Small gesture, big impact

Jessica Newkirk, assistant director of engagement events, came up with the idea while planning W Day. “My best friend is a nurse practitioner, and I have seen how difficult the past year has been for her. I spent a lot of time wishing there was something I could do, and then I realized there was,” Newkirk said. “My hope was that these words of encouragement reach the people who need them most.”

And they did.

Julie Klein, associate director for advancement, delivers thank-you notes to Dr. Mary Shepler, chief nursing officer at EvergreenHealth Kirkland

One card brought tears to the eyes of Dr. Mary Shepler, chief nursing officer at EvergreenHealth Kirkland. It read, “Thank you for all your effort over the pandemic, thanks to you guys my grandma was able to get the help she needed.”

For Shepler, it’s those words of affirmation that keep her going. “These cards are a much-needed boost of morale not only for me but for our team. They fill our tank; they give us back our ‘why’ and the energy to continue serving our community,” she said.
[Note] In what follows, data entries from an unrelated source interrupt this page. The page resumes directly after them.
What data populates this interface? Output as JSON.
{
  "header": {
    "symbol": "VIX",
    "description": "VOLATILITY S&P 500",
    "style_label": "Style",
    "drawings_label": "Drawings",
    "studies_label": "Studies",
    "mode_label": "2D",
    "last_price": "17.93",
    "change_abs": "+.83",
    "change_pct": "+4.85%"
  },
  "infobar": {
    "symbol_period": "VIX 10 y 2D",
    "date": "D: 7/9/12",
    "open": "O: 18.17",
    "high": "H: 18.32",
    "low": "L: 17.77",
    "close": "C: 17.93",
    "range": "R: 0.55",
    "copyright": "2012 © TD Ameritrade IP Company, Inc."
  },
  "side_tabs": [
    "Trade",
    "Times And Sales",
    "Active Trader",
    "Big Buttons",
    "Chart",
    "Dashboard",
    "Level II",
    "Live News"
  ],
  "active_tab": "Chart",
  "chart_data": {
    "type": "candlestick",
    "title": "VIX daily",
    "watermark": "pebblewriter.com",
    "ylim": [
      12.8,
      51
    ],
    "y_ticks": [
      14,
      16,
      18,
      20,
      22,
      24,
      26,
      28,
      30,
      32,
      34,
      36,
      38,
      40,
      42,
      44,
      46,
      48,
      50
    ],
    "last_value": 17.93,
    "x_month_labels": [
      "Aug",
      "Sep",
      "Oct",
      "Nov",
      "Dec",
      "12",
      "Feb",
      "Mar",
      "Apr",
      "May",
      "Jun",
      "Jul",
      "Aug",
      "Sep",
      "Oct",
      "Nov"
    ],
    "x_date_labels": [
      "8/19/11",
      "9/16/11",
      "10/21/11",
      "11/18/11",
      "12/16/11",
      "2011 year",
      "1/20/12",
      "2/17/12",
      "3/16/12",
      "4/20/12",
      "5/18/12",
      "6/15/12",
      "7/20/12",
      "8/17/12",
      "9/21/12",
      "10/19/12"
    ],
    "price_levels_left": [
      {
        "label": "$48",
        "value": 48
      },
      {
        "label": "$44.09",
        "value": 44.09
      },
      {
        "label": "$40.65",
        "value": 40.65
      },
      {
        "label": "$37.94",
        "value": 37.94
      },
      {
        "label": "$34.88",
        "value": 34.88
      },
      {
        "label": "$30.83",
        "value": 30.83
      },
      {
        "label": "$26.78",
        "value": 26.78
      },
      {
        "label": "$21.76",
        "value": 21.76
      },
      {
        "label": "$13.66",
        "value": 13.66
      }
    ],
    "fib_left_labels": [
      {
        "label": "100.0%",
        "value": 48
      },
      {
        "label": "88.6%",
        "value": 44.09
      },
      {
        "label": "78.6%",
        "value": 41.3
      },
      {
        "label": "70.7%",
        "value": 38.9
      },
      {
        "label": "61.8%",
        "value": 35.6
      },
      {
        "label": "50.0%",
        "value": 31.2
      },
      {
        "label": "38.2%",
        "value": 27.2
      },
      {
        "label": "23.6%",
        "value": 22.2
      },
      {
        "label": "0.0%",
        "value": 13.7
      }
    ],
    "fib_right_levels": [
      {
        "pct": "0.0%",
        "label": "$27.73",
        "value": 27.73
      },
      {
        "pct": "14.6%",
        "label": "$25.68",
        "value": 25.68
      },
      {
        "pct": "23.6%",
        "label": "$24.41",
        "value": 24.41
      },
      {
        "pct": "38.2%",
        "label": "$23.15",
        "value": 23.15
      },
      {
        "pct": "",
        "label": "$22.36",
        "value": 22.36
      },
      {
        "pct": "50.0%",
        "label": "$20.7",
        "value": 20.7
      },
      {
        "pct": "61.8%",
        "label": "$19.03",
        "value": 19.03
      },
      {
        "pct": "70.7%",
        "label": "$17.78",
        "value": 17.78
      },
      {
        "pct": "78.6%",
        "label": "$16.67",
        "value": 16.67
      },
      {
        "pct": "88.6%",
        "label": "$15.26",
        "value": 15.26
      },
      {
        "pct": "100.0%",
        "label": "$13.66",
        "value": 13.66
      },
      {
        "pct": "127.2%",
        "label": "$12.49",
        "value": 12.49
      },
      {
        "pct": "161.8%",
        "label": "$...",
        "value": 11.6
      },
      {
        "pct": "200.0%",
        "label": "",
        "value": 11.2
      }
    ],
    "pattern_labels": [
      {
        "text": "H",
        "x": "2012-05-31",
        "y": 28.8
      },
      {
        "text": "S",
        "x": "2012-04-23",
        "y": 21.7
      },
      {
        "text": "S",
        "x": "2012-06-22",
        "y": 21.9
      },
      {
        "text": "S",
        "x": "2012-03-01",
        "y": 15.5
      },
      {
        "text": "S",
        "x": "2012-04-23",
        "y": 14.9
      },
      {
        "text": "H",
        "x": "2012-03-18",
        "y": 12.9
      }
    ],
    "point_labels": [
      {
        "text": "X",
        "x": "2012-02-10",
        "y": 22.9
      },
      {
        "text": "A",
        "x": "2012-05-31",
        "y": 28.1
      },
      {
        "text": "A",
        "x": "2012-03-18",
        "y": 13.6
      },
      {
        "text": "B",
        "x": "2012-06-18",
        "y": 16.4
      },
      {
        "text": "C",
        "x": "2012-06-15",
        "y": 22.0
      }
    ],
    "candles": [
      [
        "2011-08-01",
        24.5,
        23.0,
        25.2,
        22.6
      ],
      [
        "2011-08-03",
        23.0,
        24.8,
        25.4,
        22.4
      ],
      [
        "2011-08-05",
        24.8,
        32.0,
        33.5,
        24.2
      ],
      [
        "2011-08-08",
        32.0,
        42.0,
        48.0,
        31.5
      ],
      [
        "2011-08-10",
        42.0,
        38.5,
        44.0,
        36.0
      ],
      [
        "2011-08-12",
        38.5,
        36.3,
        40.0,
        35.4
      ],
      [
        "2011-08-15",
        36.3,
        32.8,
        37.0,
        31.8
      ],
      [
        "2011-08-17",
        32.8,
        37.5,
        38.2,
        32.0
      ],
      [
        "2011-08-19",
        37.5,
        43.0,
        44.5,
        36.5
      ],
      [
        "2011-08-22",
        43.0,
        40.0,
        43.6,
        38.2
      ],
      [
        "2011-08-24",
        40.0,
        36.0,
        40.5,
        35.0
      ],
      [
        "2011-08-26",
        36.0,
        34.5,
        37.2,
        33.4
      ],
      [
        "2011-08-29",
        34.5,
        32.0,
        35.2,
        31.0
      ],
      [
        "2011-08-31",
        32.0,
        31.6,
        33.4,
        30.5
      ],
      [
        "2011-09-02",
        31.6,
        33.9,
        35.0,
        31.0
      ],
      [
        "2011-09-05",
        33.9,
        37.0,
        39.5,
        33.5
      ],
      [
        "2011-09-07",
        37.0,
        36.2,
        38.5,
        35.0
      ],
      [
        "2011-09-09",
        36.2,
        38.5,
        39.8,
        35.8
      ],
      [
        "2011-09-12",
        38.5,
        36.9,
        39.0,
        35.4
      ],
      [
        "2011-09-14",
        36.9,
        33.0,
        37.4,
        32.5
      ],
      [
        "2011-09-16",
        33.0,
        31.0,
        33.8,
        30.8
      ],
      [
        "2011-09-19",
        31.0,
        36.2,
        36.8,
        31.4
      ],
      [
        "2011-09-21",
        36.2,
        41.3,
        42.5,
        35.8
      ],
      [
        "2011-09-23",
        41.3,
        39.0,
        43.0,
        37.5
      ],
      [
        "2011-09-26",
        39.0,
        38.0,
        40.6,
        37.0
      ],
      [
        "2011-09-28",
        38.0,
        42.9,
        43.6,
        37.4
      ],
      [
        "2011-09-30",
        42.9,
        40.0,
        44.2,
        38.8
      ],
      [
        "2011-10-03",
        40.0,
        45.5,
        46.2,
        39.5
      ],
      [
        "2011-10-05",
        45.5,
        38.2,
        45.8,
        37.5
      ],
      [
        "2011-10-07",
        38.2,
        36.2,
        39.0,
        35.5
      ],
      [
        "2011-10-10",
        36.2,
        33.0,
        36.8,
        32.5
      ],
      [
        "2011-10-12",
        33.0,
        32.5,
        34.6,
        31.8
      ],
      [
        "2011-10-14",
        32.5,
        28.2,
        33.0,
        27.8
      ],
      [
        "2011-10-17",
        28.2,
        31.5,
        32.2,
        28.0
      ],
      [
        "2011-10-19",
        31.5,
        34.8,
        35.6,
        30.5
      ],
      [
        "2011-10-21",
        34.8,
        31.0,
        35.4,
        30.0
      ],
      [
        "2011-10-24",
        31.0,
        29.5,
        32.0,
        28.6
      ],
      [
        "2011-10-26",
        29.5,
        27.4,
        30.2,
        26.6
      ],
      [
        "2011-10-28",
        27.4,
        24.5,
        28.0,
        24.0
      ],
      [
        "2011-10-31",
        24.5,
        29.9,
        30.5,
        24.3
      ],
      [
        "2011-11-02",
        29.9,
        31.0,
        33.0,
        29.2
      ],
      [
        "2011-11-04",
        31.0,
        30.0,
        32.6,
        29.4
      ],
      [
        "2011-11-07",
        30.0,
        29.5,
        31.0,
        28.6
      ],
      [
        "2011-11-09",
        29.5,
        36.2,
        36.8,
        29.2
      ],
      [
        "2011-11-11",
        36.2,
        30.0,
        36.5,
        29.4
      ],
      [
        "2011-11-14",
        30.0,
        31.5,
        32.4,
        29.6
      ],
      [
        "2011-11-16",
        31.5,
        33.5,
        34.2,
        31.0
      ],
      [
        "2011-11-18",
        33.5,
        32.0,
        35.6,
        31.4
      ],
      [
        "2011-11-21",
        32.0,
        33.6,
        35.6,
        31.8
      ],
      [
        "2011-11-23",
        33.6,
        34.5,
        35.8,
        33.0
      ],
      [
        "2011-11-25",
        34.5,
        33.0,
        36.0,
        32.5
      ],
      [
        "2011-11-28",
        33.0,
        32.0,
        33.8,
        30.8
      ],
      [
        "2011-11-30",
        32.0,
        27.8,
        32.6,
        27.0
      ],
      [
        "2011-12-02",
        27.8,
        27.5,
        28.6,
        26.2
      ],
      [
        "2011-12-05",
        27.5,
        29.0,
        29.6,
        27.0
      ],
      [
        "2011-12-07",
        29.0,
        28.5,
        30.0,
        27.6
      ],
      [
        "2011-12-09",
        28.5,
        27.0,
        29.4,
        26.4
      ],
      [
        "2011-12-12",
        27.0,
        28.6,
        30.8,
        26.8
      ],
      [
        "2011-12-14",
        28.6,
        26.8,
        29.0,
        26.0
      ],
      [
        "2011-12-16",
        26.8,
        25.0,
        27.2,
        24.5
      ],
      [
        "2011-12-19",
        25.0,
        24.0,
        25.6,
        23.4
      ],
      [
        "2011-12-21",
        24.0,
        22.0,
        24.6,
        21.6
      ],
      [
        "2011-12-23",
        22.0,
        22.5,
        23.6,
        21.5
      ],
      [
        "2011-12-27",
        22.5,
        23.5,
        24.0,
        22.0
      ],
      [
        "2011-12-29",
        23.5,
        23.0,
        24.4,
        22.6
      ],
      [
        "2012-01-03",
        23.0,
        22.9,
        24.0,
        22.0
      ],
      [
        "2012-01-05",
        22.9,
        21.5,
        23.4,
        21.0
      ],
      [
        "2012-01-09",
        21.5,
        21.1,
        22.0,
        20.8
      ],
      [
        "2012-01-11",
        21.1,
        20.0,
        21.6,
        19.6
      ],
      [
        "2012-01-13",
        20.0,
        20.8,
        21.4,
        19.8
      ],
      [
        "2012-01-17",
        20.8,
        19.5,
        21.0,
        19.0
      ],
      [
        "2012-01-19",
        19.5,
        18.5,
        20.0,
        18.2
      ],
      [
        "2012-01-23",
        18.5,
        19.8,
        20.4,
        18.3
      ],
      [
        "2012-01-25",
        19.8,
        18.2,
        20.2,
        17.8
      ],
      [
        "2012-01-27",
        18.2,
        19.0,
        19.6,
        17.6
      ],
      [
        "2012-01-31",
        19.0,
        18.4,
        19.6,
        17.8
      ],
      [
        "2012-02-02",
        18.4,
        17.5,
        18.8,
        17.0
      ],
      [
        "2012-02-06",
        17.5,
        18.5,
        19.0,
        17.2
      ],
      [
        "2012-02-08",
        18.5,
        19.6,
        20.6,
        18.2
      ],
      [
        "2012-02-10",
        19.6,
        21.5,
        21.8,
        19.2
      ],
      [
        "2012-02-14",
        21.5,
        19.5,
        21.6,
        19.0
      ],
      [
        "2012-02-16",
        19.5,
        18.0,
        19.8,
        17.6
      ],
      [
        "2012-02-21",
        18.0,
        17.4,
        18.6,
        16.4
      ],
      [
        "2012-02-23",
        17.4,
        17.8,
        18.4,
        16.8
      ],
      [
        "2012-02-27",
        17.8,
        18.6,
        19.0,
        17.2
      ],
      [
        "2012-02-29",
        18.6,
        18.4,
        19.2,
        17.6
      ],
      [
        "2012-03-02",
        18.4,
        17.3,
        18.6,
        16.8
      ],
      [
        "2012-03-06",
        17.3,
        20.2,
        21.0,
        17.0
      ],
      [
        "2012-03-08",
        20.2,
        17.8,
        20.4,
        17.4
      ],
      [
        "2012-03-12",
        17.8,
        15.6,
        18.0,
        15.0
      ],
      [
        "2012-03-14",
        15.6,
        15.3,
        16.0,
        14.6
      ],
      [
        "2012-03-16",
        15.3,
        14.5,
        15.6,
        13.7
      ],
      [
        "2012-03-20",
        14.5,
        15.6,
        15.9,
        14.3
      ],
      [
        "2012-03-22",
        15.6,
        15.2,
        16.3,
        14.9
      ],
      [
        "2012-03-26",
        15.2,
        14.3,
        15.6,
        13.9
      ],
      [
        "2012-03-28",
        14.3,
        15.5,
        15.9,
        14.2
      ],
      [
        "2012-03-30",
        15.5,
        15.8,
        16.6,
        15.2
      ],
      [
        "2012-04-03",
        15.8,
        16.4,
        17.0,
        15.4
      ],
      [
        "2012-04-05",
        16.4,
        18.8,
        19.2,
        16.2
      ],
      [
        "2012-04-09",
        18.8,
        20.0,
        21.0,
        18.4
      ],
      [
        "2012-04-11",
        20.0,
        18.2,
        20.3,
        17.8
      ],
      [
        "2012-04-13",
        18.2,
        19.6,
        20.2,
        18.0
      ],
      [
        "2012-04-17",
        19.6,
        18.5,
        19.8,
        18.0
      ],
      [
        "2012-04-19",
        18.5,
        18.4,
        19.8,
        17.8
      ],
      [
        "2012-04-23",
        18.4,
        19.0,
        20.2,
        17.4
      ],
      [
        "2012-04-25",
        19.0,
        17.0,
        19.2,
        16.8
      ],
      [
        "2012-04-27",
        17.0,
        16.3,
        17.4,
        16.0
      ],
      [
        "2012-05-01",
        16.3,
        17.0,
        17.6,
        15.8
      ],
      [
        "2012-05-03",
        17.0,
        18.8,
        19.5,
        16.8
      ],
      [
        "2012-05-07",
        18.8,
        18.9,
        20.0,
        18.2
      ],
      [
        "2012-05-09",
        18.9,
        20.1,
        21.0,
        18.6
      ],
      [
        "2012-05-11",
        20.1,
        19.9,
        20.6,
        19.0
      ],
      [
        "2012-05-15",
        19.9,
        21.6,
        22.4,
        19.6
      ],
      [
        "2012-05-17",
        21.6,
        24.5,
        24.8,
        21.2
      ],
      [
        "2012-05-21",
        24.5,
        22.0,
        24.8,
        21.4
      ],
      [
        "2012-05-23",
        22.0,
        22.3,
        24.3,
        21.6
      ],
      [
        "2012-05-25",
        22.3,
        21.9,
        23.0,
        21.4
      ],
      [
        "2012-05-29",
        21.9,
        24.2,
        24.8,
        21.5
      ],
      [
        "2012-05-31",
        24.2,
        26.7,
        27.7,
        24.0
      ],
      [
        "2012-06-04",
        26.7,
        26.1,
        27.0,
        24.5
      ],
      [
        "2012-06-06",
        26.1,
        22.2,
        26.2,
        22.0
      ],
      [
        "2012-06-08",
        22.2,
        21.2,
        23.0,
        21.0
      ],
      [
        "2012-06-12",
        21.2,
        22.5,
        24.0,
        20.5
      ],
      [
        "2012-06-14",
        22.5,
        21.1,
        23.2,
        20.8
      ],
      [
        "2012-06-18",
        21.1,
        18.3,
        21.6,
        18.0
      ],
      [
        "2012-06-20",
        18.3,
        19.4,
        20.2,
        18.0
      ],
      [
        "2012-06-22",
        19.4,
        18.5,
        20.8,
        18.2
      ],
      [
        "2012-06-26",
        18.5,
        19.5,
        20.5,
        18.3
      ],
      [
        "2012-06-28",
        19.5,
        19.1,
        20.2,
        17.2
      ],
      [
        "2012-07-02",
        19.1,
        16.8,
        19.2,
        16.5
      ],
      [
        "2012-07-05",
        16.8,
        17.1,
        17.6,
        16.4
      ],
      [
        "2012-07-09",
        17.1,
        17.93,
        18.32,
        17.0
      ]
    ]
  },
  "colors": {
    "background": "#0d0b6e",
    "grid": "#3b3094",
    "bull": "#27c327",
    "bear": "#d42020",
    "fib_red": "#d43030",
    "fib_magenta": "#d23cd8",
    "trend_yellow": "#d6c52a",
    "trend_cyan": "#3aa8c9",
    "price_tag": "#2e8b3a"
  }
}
The cards, unfortunately, could not be delivered directly to front-line workers because the nurses and doctors were too busy caring for sick patients. According to Shepler, it’s the worst it has been since the start of the pandemic.

“Out of my 35 years in nursing, the last wave of the pandemic has been the most challenging,” she said. “We are at maximum patient census across the United States and here locally. We don’t have enough beds for the amount of people that need them.

“It has been very challenging for our health care teams; receiving these notes makes such a difference and boosts our spirits.”

Heart-filled thank you

Students filled the cards with their gratitude for things such as keeping their communities safe, being a pillar of strength in a difficult time and, most importantly, for saving their loved ones’ lives.

For fourth-year student Jaresiah Williams, whose mom is a nurse, writing the letter was personal.

“I saw firsthand what it was like for health care workers, and it gave me insight into how much they had to give up to help others,” said Williams, who also is director of marketing for the Associated Students of the University Washington Bothell. “For many, that meant separating from their loved ones to take care of people who were sick. I can’t think of a more selfless act than that, so to me, it is definitely worthy of thanks.”

Kira Lemke, a third-year student majoring in Biology and minoring in Neuroscience, felt similarly, despite not having any close ties to a health care worker.

“They have been through two exhausting and traumatizing years,” Lemke said. “They have poured their hearts and souls into their community, and I wanted to do whatever I could to give back, show my gratitude and refill their cup.”

Making an impact

Dr. Mary Shepler reads the notes sent by UW Bothell students

Shepler, who is also an advisory board member for the School of Nursing & Health Studies, received the cards at EvergreenHealth on Oct. 21 and distributed them to each of the nursing units. To the students who took the time to write a card, she wants to say thank you.

“Sometimes those two words can seem insincere, but I truly mean it,” Shepler said. “Thank you for taking the time for such a thoughtful and personal act. Please know that it made an impact on our teams.

“And to the University of Washington Bothell, thank you for your ongoing support and for producing such great nursing students. Please continue to keep us in mind.”